BNCreek considers each of the case base members at the time and utilizes Dijkstra’s Algorithm  [15] to extract all possible paths in the knowledge model that represent relation sequences between any features in the input case (\(f_i\)) and all the features in the retrieved case (\(f_j\)).

Consider case 2 as a retrieved case. Here, the partial similarity degree calculation between “LC shrimp”, a feature from the retrieved case, and the “LC chicken”, a feature from the input case, are presented. See Fig. 2 for cases descriptions and Fig. 5 for the extracted paths between the two features. The various causal strengths reveal the effect of Bayesian analysis.

Fig. 5.
figure 5

All possible paths between “LC chicken” and “LC shrimp” features from the input and retrieved cases, respectively

To explain the similarity strength between any coupled features, Eq. 2 is applied. To compute the explanation strength(\(f_i,f_j\)), the strength of any path between (\(f_i\)) and (\(f_j\)) is computed by multiplying its R relation strengths, then all the P path strengths are multiplied. Consider “LC chicken” as \(f_i\), “LC shrimp” as \(f_j\) and Fig. 5 for possible paths between them. The \(1- path strength\) for the first path in Fig. 5 is \(1- (0.9*0.9*0.9*0.9)\), which is 0.35 and for rest of the paths will be equal to 0.47, 0.71, 0.51, 0.71, 0.71. The multiplication of them is approximately 0.04. Finally the strengths between considered \(f_i\) and \(f_j\) is \(1 - 0.4\), which is 0.96. For the situations where the paired features are the same (exact matched features), the explanation strength is considered as 1.
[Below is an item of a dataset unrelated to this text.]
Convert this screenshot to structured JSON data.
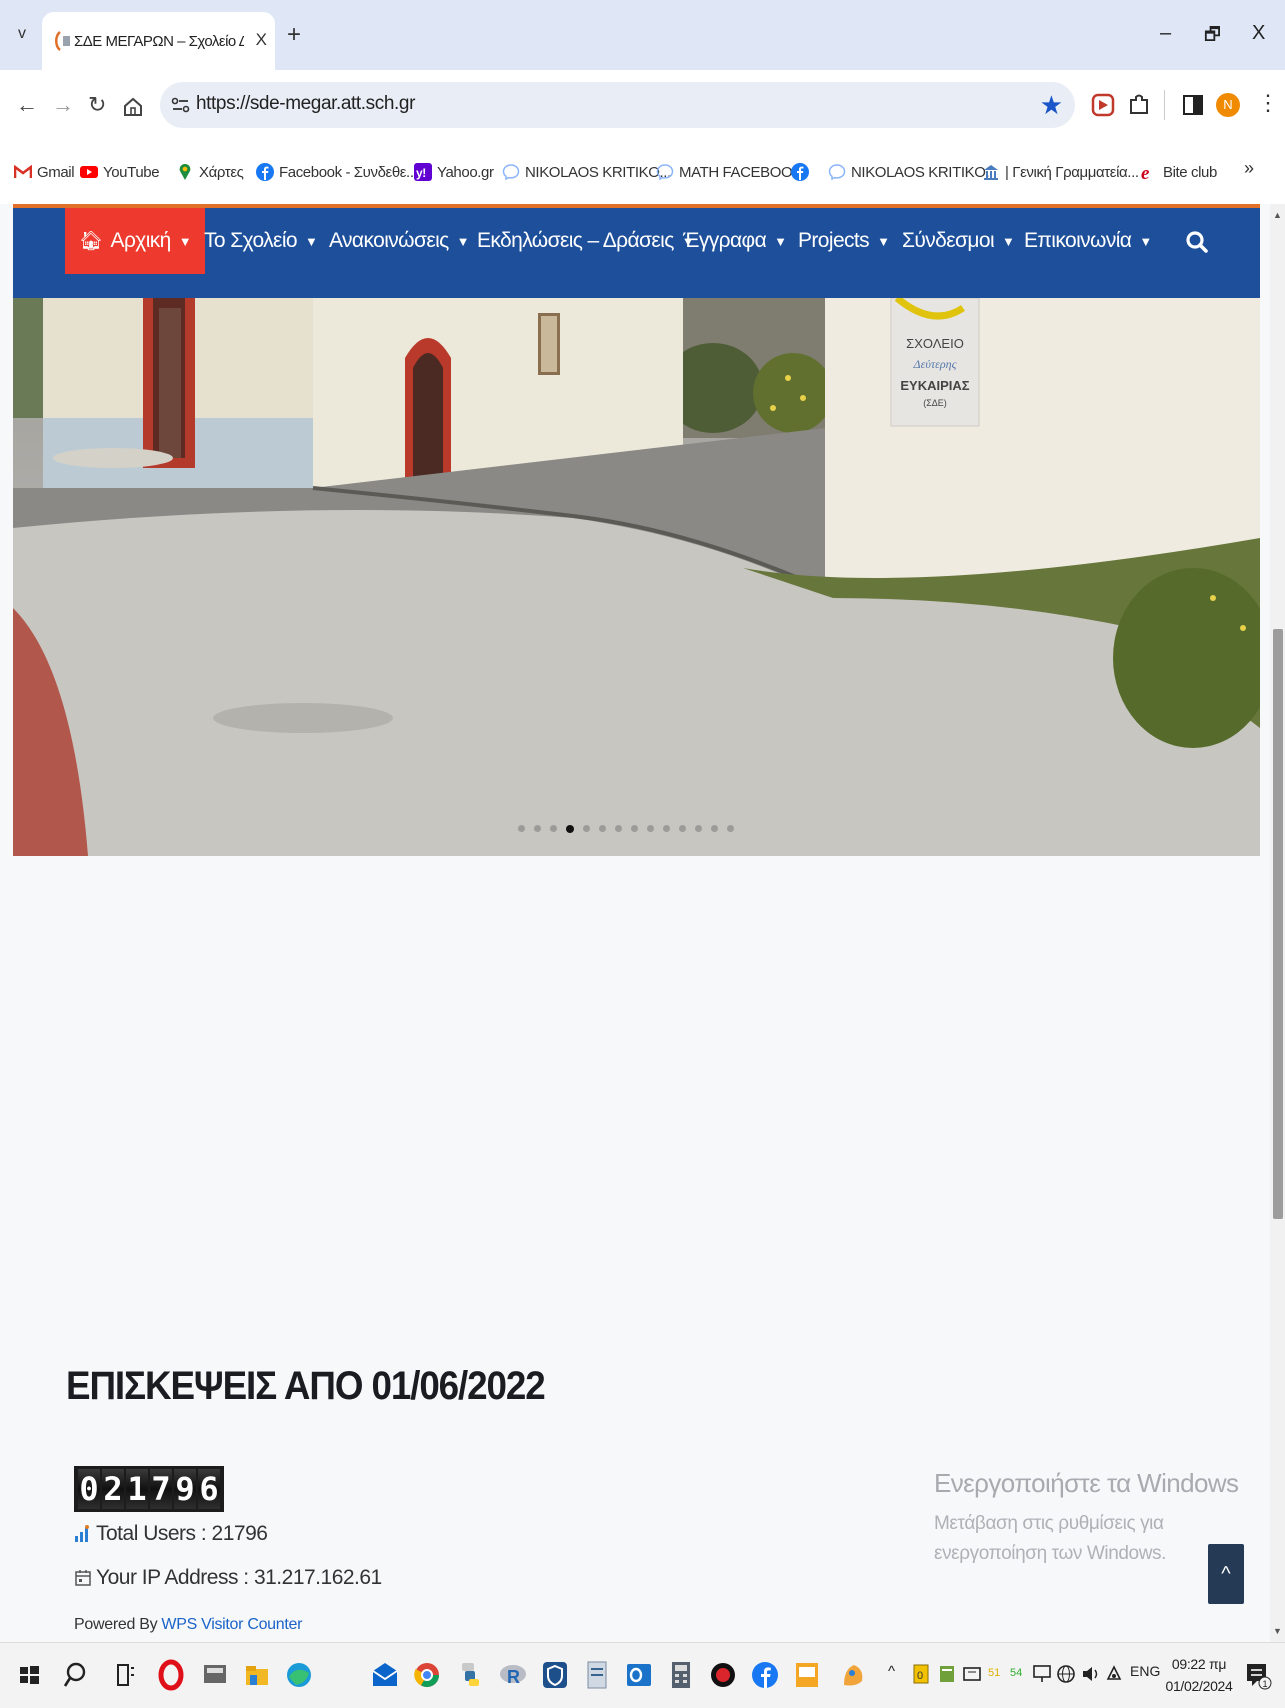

$$\begin{aligned} explanation\, strength(f_i,f_j) = 1-\mathop {\prod }\nolimits _{p=1}^{P}(1-\mathop {\prod }\nolimits _{r=1}^{R}relation strength_{rp}) \end{aligned}$$
(2)
(3)

The similarity between input case \((C_{IN})\) and the retrieved case \((C_{RE})\) is computed by summing up all the multiplication of explanation strength of \((f_i,f_j)\) with a relevance factor of \(f_j\) divided by the summation of the relevance factor of \(f_j\) multiplied by \(\beta \) (explanation strength(\(f_i,f_j\))). \(\beta \) (explanation strength(\(f_i,f_j\))) is a binary function, which is equal to one when explanation strength(\(f_i,f_j)\) is not zero. Number of features in input and retrieved cases are shown by ’m’ and ’n’. See Eq. 3.
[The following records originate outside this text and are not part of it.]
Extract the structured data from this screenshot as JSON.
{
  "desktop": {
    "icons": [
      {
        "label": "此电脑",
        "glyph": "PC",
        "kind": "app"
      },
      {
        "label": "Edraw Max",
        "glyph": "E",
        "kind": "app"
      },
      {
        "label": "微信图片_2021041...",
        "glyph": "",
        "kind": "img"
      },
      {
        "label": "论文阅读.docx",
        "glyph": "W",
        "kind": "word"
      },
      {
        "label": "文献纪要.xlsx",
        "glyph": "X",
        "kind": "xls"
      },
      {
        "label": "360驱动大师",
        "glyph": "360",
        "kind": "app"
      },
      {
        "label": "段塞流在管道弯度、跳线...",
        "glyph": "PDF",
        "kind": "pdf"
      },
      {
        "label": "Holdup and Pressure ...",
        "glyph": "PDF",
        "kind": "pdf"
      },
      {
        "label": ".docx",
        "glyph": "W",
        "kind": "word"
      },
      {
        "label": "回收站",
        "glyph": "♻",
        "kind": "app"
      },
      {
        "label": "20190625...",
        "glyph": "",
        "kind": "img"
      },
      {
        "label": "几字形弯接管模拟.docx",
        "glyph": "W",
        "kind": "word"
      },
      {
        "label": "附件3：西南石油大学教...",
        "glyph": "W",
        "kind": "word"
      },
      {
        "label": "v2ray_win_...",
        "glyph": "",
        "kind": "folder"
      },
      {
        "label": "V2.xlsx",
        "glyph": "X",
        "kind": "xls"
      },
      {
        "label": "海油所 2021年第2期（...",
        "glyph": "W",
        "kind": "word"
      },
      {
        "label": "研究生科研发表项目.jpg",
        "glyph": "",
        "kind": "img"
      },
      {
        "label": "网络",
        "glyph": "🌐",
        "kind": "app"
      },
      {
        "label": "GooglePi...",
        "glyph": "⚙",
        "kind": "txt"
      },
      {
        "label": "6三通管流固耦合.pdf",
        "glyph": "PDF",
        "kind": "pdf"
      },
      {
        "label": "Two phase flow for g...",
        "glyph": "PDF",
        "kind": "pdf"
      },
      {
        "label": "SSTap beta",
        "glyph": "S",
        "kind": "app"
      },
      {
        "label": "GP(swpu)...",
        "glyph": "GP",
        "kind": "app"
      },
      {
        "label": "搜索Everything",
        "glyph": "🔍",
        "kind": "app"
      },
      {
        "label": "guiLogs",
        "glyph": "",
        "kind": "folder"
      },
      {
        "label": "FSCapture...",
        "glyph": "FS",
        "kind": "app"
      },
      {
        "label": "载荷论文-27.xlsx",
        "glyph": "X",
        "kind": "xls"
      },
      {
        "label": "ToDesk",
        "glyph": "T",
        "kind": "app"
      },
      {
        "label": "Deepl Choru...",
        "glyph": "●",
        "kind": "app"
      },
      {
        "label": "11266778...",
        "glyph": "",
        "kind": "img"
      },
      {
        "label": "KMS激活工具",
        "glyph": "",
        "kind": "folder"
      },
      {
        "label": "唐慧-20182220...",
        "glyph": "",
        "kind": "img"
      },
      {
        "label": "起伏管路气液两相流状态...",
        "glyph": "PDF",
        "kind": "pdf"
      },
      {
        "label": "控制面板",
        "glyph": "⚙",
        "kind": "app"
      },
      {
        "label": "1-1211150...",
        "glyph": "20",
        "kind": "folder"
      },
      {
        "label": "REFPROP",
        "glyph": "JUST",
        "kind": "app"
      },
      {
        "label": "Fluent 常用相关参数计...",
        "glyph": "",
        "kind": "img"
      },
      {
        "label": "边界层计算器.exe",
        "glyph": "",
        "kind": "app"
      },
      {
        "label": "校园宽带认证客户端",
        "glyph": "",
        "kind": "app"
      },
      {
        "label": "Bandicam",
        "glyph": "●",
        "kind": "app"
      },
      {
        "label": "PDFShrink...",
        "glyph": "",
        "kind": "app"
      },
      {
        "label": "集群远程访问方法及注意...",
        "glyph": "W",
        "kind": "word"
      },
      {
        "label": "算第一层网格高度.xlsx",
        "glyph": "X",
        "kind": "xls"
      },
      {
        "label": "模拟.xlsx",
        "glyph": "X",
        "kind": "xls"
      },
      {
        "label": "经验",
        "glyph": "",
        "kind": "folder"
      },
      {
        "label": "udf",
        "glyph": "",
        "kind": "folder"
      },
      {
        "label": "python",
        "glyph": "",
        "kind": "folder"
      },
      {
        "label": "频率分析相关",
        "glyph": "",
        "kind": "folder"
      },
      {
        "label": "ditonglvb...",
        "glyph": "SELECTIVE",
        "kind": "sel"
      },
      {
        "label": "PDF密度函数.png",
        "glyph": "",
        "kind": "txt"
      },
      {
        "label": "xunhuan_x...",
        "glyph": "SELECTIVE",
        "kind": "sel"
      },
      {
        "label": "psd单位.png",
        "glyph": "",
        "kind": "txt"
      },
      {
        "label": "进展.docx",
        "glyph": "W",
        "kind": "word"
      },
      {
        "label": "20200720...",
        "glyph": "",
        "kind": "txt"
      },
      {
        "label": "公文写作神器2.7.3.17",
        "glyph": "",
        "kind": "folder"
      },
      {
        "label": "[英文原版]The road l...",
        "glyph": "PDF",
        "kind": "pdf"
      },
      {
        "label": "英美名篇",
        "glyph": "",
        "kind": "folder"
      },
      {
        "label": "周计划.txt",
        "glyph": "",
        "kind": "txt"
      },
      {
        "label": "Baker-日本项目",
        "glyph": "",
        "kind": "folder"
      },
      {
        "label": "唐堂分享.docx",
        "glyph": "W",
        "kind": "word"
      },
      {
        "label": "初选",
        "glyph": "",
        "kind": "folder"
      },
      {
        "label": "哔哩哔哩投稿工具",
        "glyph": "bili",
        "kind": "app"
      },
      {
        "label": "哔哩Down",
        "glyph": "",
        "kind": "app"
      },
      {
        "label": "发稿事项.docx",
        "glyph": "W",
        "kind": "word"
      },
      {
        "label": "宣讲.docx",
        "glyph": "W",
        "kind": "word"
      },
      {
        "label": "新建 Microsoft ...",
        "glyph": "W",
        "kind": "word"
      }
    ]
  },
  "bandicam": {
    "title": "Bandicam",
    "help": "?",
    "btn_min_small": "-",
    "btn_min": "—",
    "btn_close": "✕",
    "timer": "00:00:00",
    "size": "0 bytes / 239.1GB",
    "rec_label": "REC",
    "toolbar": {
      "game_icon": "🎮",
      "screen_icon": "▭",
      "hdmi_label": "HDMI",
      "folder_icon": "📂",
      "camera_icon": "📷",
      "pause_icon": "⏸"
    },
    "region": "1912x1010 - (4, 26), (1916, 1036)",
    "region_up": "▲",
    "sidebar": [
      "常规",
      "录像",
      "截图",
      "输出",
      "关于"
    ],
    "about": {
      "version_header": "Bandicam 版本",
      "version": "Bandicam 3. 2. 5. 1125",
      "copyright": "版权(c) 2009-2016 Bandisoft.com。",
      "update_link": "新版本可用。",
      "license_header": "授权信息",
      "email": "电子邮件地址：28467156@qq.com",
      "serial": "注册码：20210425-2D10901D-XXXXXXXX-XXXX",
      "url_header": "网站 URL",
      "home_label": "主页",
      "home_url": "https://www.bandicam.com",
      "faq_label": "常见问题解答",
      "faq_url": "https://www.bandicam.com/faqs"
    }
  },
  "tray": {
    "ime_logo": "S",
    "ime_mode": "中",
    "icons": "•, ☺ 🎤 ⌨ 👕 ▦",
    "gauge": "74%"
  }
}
The calculation of the total similarity between case6 and case2 are presented here. For the numerator of Eq. 3, the explanation strength between any coupled features from the input and retrieved cases (e.g. “LC chicken” and “LC shrimp”) is multiplied to the relevance factor of the retrieved case feature (i.e., “LC shrimp”), which is 0.96*0.9 and is equal to 0.86. Then the numerator is \(1*0.9+1*0.9+1*0.9+0.9*0.89+0.9*0.59+0.9*0.85+0.9*0.47+0.9*0.56+0.9*0.96+0.9*0.67+0.9*0.73+0.7*0.84+0.7*0.65+0.7*0.89+0.7*0.89\), which is rounded to 10. In the denominator, for each feature from the input case, the relevance factors of the retrieved case will be multiplied by the binary function \(\beta \) and add together. \(\beta \) for any explained coupled feature is 1. For the directly matched couples, the relevance factors of the retrieved case will be summed up once. Due to the cases descriptions, cases 6 and 2 have 3 direct matched and 6 explained features. Then the denominator will be \((1*0.9 +1*0.7+1*0.7+1*0.9)*6\) for the explained coupled features plus \(1*0.9+1*0.9+1*0.7+1*0.9+1*0.7+1*0.9+1*0.9\) for the direct matched coupled features, which is 25. Finally, the total similarity between case6 and case2 is 10/25 that is 0.4.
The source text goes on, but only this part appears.